On Tuesday, the conservative justices sharply and repeatedly questioned the validity of the insurance mandate. If the government can force people to buy health insurance, justices wanted to know, can it require people to buy burial insurance? Cellphones? Broccoli?

The court focused on whether the mandate for Americans to have insurance "is a step beyond what our cases allow," in the words of Justice Anthony Kennedy.

"Purchase insurance in this case, something else in the next case," Roberts said.
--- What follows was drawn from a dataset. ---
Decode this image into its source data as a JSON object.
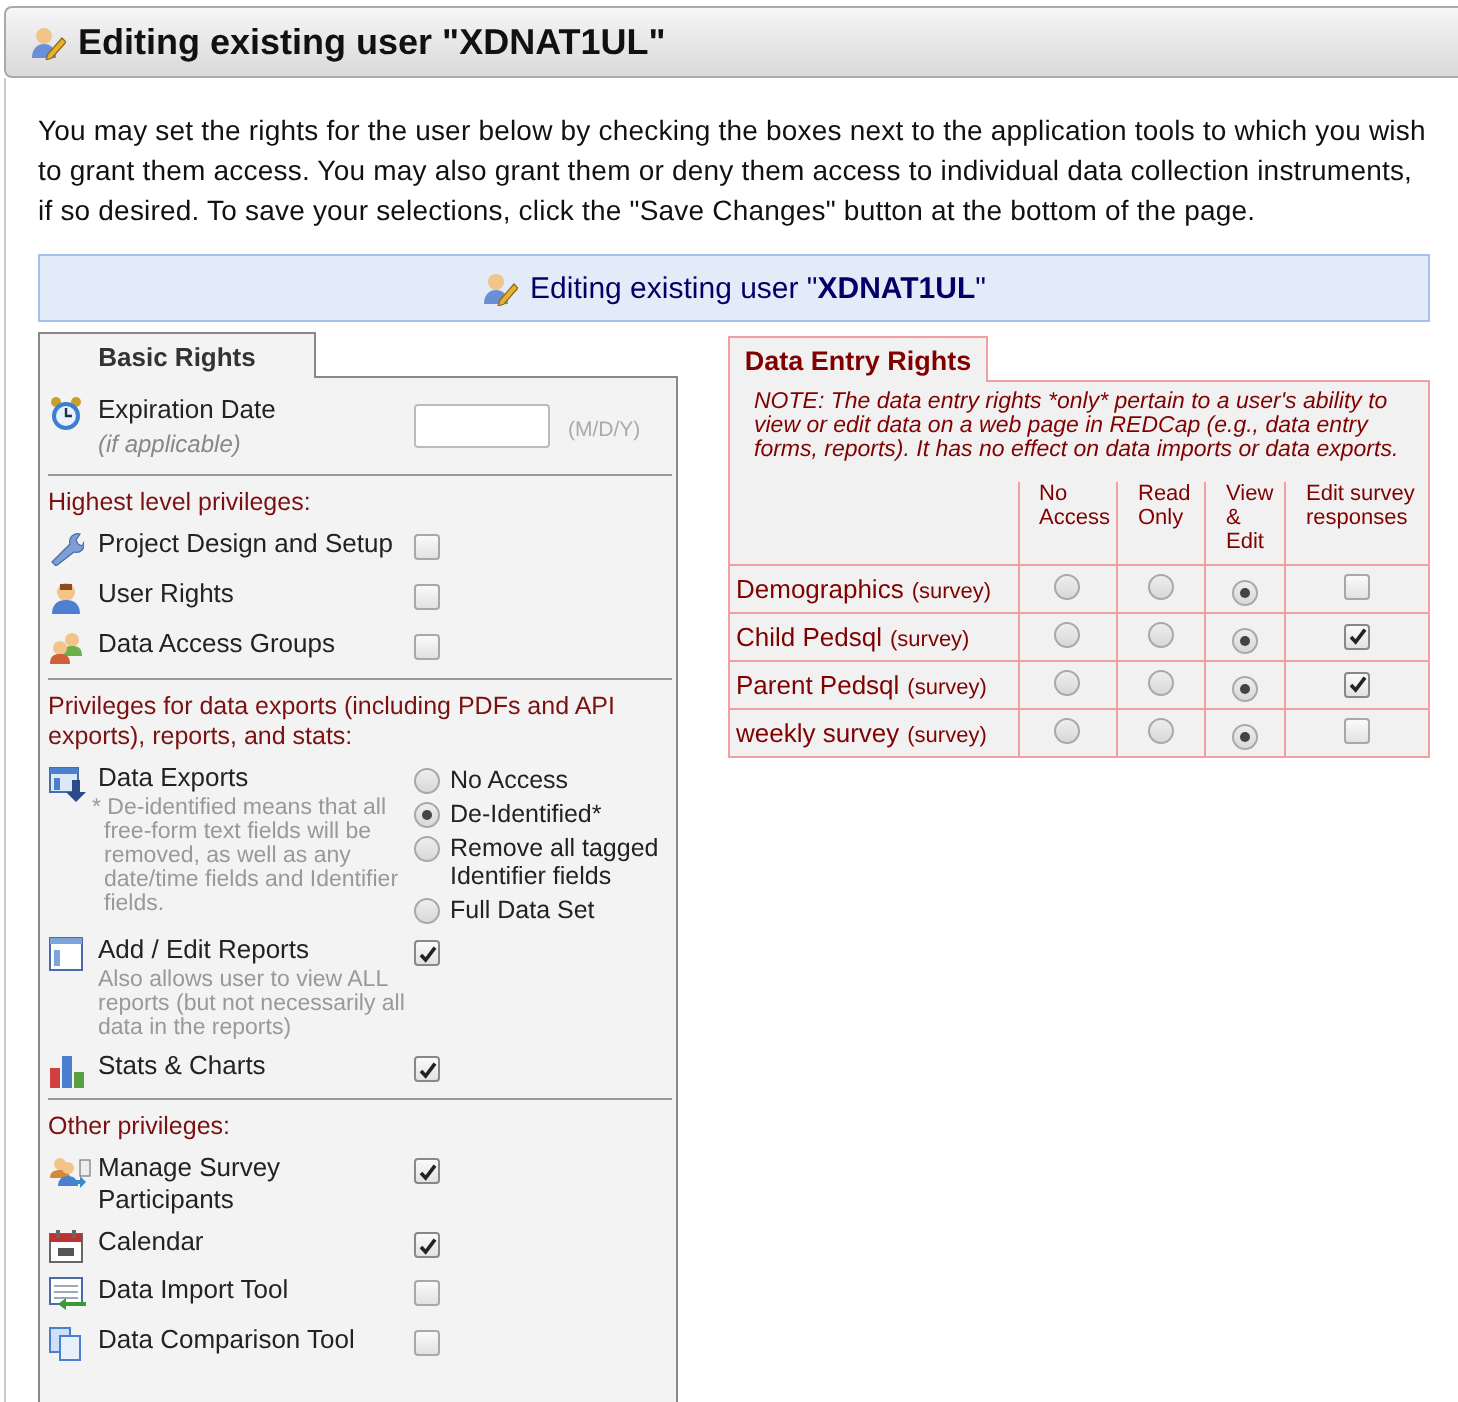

But Kennedy, who is often the swing vote on cases that divide the justices along ideological lines, also said he recognized the magnitude of the nation's health care problems and seemed to suggest they would require a comprehensive solution.

And Roberts also spoke about the uniqueness of health care, which almost everyone uses at some point.

"Everybody is in this market, so that makes it very different than the market for cars or the other hypotheticals that you came up with, and all they're regulating is how you pay for it," Roberts said, paraphrasing the government's argument.

Kennedy and Roberts emerged as the apparent pivotal votes in the court's decision.

The law envisions that insurers will be able to accommodate older and sicker people without facing financial ruin because the insurance requirement will provide insurance companies with more premiums from healthy people to cover the increased costs of care.

"If the government can do this, what else can it not do?" Scalia asked. He and Alito appeared likely to join with Justice Clarence Thomas, the only justice to ask no questions, to vote to strike down the key provision of the overhaul. The four Democratic appointees seemed ready to vote to uphold it.

Kennedy at one point said that allowing the government mandate would "change the relationship" between the government and U.S. citizens.

"Do you not have a heavy burden of justification to show authorization under the Constitution" for the individual mandate? asked Kennedy.

At another point, however, he also acknowledged the complexity of resolving the issue of paying for America's health care needs.

"I think it is true that if most questions in life are matters of degree ... the young person who is uninsured is uniquely proximately very close to affecting the rates of insurance and the costs of providing medical care in a way that is not true in other industries. That's my concern in the case," Kennedy said.

Ginsburg said she found the debate over health care similar to an earlier era's argument about the Social Security retirement system. How could Congress be able to compel younger workers to contribute to Social Security but be limited in its ability to address health care? she wondered.

"There's something very odd about that, that the government can take over the whole thing and we all say, Oh, yes, that's fine, but if the government wants to preserve private insurers, it can't do that," she said.